Takeaways: This case reiterates that any requests for production in civil False Claims Act cases must request information directly relevant to an element of the alleged violation. Teva failed because the overly-expansive document request could not relate to the elements of the claim. This decision also is significant in its rejection of a “benefit of the bargain” theory of damages, opting instead to treat claims tainted by kickbacks as having zero value for damages purposes, adding further to the disagreement among courts as to the appropriate measure of damages for AKS-tainted claims.


United States v. Physician Surgical Network, Inc., No. 6:20-cv-1582 (WWB-EJK), 2022 WL 6163122 (M.D. Fla. Oct. 7, 2022):

Topic: Discovery Issues

The District Court for the Middle District of Florida recently issued a decision denying a defendant’s motion to stay discovery in an FCA lawsuit, despite a pending motion to dismiss. The court reasoned that a pending dispositive motion alone does not justify staying discovery. Rather, the court explained that the movant must show good cause and reasonableness, and the court must look to the merits of the pending dispositive motion to see if its meritorious and truly case dispositive.

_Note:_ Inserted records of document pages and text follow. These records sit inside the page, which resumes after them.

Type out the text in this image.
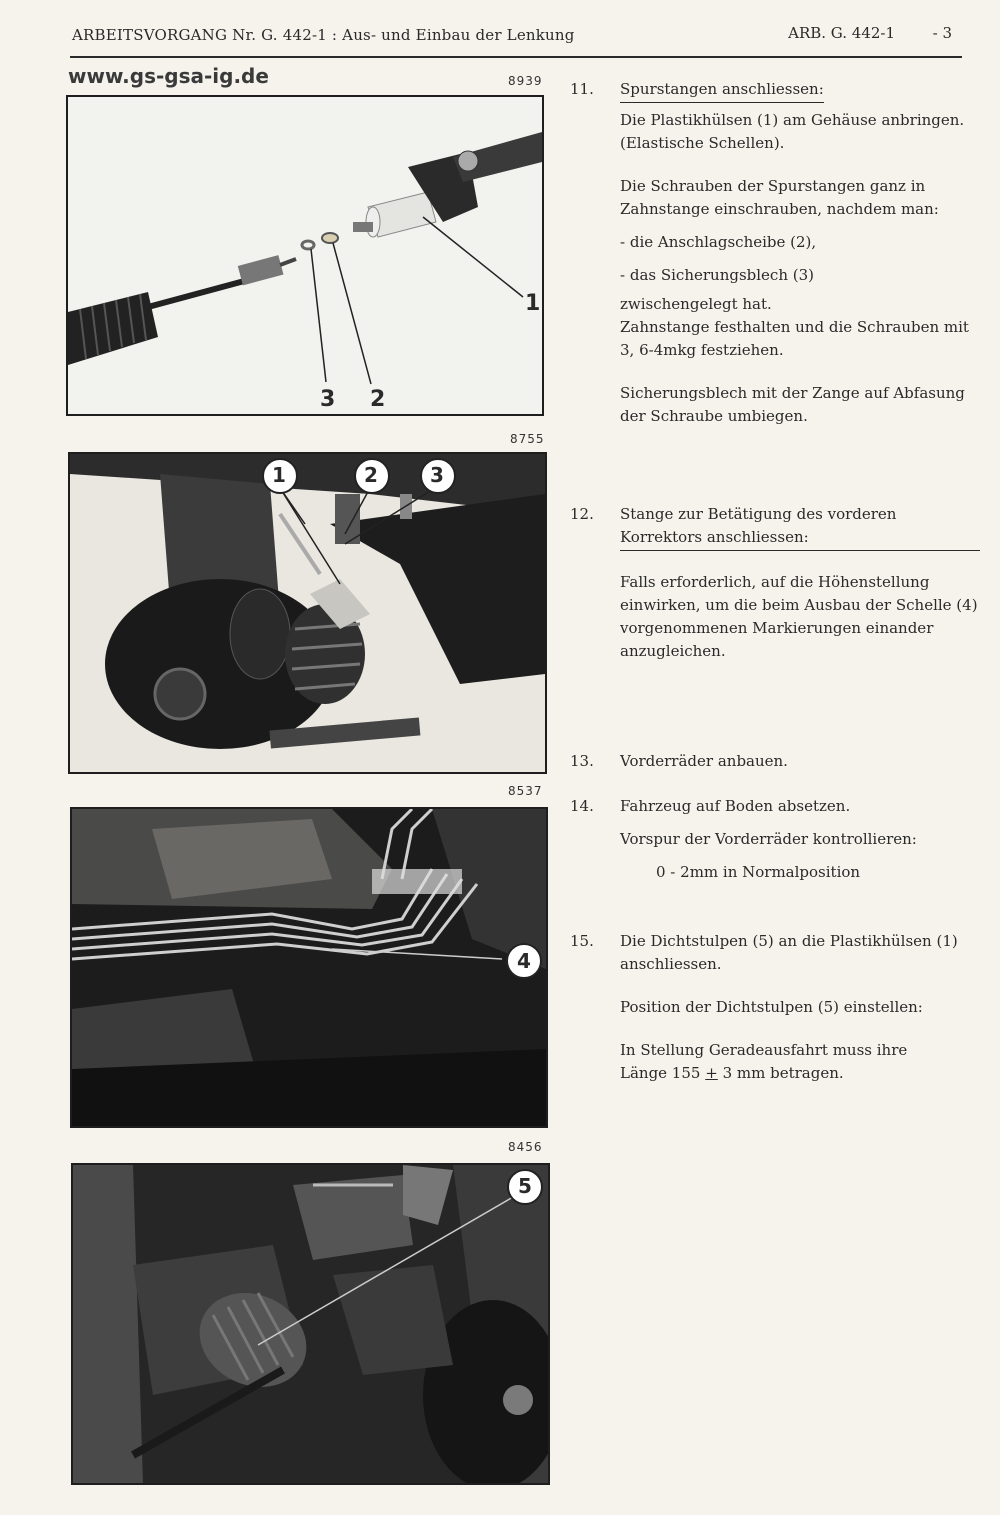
ARBEITSVORGANG Nr. G. 442-1 : Aus- und Einbau der Lenkung	ARB. G. 442-1	- 3
www.gs-gsa-ig.de	8939
1
3 2
8755
1	2	3
8537
4
8456
5
11. Spurstangen anschliessen:

Die Plastikhülsen (1) am Gehäuse anbringen. (Elastische Schellen).

Die Schrauben der Spurstangen ganz in Zahnstange einschrauben, nachdem man:

- die Anschlagscheibe (2),

- das Sicherungsblech (3)

zwischengelegt hat.

Zahnstange festhalten und die Schrauben mit 3, 6-4mkg festziehen.

Sicherungsblech mit der Zange auf Abfasung der Schraube umbiegen.

12. Stange zur Betätigung des vorderen Korrektors anschliessen:

Falls erforderlich, auf die Höhenstellung einwirken, um die beim Ausbau der Schelle (4) vorgenommenen Markierungen einander anzugleichen.

13. Vorderräder anbauen.

14. Fahrzeug auf Boden absetzen.

Vorspur der Vorderräder kontrollieren:

0 - 2mm in Normalposition

15. Die Dichtstulpen (5) an die Plastikhülsen (1) anschliessen.

Position der Dichtstulpen (5) einstellen:

In Stellung Geradeausfahrt muss ihre

Länge 155 + 3 mm betragen.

The defendant argued that the plaintiff’s complaint was defective and that the plaintiff sought “overbroad and expansive” discovery that would be unduly burdensome and, if the motion to dismiss was granted, result in unnecessary costs to the litigants and the court. In reviewing the defendant’s motion, the court weighed the harm of delay against the possibility that the pending motion to dismiss would be granted, obviating the need for discovery.

Ultimately, while acknowledging that discovery can be costly and time-consuming, the court rejected the defendant’s argument. First, the court concluded that the motion to dismiss could not be considered “likely meritorious,”— meaning that there was not a likelihood that the motion to dismiss would be granted based on a preliminary review of the motion’s merits. Second, the court held that with the discovery deadline of February 2, 2023, a stay would cause management issues by “condensing the time to engage in discovery and to resolve any resulting motions.” The court, however, noted that the defendant could prepare a separate motion to address any unduly burdensome discovery requests.

Takeaways: If a court deems a dispositive motion not likely to be meritorious, then the court is unlikely to stay discovery during the pendency of the dispositive motion even though discovery might be costly to a party and ultimately obviated if the motion.


[1] The government included C. Abbonizio’s president in the initial suit, but the court ultimately dismissed the president from the case in March 2021 finding that the government failed to show a direct connection between the president and the company’s scheme.

[2] The terms of the settlement have not been made public.

[3] See, e.g., United States ex rel. Drakeford v. Tuomey, 792 F.3d 364, 386 (4th Cir. 2015) (noting in an illegal referral case that the “the government has suffered injury equivalent to the full amount of the payments”); United States v. Rogan, 517 F.3d 449, 453 (7th Cir. 2008) (stating in a case involving kickback-tainted Medicare claims that the damages constituted the entire amount of the claims at issue).